A big database costs money and having multiple instances of it and keeping them up to scale was actually becoming expensive for talabat. “That is when you start thinking how to solve that,” says Herzing.
talabat drew a diagram of all its dependencies automatically, which looked like a big spider web in the end. However, there were some meeting points as well including orders and vendor information.
“We thought about this afterwards, and how do you provide this information to everybody in real time, so that they can consume it on their own,” reflects Herzing. talabat started publishing this data on a Kafka topic using schema registry from Confluent. “It works great but you need to be careful how to employ it,” he points out.
- talabat is working with the data warehouse team, beginning next year to consume the data stream into the BI solution.
- The product and technology team scaled rapidly over the last 3 years, quadrupling its size and still continuing to grow
- The talabat monolithic application and database are built with .Net core running on SQL server and hosted on AWS as a public cloud. It is supported by 35+ technology teams using 150+ services. Newer services are using .Net core or golang and PostgreSQL databases
Kafka changes ops
Using Kafka, talabat publishes all the data using a schema registry that makes sure the data is sent to a stream in the same format and does not cause any downstream problems. In other words, publish the same schema to the consumers of the data and then they can consume it as they want.
talabat now puts all the data required for a set of services into an event using a fat event to provide all data needed to process it, as compared to only sending identifiers on the stream.
With this, every downstream consumer has all the data related to the order including items, amount, vendor address, location, rider information and customer’s address, all in one event. This avoids the requirement of sending out queries after the event is generated by the various teams.
Other than order events, the Kafka data stream also has order status events. Everybody who influences the order event, and that could be multiple producers, writes to the order status event stream with the consumer correlating the data. All change events get collated and evaluated and then sent again as a stream.

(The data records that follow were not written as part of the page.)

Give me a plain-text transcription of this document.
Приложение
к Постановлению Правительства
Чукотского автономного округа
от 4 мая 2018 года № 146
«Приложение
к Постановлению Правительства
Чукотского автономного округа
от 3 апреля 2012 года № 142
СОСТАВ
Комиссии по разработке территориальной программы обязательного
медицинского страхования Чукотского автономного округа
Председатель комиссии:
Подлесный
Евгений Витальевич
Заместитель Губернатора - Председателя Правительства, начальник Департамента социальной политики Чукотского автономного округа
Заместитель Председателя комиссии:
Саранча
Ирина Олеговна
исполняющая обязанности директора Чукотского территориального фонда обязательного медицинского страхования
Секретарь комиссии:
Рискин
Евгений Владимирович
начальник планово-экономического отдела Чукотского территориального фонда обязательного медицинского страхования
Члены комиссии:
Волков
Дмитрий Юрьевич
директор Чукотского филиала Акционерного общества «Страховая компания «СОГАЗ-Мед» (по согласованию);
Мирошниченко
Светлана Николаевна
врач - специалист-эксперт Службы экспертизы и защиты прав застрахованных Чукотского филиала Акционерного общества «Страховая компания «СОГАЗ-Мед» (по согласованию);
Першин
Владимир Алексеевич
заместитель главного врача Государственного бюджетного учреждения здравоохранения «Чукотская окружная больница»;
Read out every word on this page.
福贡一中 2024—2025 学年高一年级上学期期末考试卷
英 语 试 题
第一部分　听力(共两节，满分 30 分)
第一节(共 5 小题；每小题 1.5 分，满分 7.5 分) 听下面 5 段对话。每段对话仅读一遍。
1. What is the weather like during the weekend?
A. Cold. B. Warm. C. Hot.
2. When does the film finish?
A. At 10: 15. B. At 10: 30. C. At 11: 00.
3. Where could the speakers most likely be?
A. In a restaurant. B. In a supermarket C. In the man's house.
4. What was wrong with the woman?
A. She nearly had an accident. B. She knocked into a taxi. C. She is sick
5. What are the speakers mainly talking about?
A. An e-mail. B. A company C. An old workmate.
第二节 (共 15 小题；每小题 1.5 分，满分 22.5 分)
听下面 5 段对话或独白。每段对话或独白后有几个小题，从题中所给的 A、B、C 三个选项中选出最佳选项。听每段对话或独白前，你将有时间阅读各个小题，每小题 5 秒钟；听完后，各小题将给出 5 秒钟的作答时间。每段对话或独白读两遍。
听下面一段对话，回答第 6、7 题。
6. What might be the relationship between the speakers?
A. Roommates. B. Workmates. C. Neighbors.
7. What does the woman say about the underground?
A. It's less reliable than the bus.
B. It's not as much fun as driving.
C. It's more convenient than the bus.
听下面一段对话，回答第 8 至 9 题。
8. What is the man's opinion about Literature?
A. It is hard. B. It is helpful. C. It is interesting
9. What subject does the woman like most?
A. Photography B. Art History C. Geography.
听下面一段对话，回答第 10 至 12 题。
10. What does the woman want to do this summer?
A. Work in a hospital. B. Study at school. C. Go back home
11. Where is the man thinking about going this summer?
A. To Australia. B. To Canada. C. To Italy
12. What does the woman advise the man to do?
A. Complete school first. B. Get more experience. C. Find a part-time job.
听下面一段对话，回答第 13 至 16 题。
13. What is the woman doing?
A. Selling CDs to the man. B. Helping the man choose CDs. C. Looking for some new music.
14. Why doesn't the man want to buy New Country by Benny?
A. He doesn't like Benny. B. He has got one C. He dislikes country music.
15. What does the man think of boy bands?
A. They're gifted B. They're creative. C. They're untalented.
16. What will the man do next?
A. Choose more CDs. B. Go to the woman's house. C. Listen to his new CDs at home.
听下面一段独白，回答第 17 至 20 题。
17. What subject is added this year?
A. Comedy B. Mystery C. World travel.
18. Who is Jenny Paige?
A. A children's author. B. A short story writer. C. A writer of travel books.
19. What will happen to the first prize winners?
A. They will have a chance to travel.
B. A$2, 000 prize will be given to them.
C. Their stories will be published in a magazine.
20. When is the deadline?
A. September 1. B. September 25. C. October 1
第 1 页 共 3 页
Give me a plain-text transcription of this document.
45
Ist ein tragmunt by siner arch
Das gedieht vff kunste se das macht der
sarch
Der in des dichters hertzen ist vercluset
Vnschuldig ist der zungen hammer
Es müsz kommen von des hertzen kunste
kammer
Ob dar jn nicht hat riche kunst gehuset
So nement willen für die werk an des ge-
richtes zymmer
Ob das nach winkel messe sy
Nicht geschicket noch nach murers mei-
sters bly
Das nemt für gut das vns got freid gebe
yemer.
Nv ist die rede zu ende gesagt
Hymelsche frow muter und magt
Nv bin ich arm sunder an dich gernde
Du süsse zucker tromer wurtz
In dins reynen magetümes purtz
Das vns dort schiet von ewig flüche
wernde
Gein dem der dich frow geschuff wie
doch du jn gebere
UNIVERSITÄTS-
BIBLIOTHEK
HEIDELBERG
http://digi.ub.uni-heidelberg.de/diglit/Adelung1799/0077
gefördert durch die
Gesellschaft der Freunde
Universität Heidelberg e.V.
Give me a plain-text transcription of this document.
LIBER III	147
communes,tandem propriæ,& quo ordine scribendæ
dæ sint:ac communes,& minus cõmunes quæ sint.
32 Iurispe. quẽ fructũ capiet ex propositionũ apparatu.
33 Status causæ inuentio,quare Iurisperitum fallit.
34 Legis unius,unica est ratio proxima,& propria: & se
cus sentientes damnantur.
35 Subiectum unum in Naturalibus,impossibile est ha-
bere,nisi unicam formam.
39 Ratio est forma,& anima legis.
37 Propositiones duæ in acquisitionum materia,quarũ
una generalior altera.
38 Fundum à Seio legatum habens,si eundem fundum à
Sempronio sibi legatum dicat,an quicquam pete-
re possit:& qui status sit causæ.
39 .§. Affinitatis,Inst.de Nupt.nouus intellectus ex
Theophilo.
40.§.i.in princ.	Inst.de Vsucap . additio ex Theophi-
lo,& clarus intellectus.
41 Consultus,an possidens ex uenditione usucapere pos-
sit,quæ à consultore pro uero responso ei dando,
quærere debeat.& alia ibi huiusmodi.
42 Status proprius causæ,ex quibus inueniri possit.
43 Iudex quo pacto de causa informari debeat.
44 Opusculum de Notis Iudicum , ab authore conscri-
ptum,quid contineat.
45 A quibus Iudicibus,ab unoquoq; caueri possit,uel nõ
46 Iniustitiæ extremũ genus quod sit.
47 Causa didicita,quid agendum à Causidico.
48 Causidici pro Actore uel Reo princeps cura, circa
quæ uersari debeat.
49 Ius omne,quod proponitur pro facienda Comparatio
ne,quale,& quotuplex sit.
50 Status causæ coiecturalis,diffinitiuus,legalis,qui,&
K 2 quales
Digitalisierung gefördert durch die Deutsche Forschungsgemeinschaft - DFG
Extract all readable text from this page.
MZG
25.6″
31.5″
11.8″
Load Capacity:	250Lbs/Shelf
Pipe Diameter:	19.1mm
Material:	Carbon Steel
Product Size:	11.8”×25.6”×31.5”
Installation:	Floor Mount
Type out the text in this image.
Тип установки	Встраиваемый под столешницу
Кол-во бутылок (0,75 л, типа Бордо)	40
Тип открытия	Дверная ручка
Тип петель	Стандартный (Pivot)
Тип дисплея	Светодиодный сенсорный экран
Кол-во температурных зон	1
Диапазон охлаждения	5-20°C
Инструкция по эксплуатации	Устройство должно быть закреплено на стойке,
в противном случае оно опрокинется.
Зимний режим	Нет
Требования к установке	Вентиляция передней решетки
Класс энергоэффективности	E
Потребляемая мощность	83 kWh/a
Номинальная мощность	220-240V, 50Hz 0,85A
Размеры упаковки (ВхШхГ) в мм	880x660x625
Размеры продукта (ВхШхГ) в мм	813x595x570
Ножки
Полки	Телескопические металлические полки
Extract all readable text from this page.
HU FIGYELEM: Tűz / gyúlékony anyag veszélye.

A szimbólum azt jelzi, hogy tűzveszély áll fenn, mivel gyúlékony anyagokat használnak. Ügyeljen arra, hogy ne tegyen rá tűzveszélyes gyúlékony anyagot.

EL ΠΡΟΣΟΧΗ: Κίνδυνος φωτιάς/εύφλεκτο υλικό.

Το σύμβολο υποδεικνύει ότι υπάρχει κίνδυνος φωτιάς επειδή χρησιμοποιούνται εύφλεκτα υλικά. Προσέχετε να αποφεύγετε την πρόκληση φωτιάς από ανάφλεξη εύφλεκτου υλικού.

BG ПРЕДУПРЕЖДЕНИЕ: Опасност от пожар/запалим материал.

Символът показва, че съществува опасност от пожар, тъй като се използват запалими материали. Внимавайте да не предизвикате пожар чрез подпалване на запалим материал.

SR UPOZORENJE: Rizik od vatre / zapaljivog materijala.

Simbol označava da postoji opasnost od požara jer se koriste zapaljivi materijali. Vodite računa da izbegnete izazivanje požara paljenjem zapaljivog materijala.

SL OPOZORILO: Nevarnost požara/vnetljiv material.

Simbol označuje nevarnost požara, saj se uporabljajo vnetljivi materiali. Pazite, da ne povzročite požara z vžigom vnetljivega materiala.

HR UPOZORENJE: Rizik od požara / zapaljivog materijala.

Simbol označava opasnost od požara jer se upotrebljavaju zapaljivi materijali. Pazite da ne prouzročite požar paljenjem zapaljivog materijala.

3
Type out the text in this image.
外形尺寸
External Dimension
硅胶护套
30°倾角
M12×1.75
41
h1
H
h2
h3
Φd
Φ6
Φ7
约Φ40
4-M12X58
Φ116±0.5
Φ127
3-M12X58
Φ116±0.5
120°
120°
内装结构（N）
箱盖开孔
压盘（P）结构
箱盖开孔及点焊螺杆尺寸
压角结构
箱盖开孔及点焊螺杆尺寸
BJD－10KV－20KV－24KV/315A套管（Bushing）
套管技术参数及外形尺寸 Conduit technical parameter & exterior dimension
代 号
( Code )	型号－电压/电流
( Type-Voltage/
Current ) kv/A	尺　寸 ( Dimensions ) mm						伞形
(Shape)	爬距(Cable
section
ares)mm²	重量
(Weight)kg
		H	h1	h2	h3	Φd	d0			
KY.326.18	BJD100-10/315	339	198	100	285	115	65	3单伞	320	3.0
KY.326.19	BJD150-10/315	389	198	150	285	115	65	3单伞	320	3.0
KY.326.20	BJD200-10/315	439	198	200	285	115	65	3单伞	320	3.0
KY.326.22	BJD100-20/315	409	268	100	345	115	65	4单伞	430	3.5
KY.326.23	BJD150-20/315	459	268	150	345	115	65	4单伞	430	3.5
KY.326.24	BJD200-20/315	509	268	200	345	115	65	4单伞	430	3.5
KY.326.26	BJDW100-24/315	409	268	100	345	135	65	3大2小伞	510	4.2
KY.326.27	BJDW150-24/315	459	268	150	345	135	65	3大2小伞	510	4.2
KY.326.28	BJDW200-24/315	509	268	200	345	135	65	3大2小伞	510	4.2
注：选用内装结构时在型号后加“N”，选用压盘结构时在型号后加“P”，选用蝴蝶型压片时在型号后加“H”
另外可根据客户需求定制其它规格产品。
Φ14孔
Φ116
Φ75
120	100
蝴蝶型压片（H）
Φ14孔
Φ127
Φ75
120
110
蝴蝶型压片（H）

talabat emits all events to the Kafka stream, which then replaces part of the monolithic database over time. Whatever can be covered by the data stream and the consumer, is removed over time from the monthly code base to lighten the workload on the monolith database. This makes it easier to work in the code base. “Smaller code bases are easy to understand, easy to build, and fast to deploy,” points out Herzing.
All talabat data is published on the Kafka stream and the teams read only the subset required and write it to the database. While the teams make changes all the time, “we try and isolate those changes to their own area. They have no dependencies but yes, dependencies still happen,” says Herzing.
Are we still too tightly coupled? What is the next evolution? How do we start to move things out? “It is a process and it is not finished,” answers Herzing. “As long as we have the monolithic application around, we will still have those dependencies,” he points out.
Using Kafka, Talabat publishes all the data using a schema registry that makes sure the data is sent to a stream in the same format and does not cause any downstream problems. In other words, publish the same schema to the consumers of the data and then they can consume it as they want. Talabat now puts all the data required for a set of services into an event and calls it a fat event differentiating it from a thin event.
This multi-country delivery portal has successfully managed to scale its development teams through the usage of event streaming using Kafka from Confluent.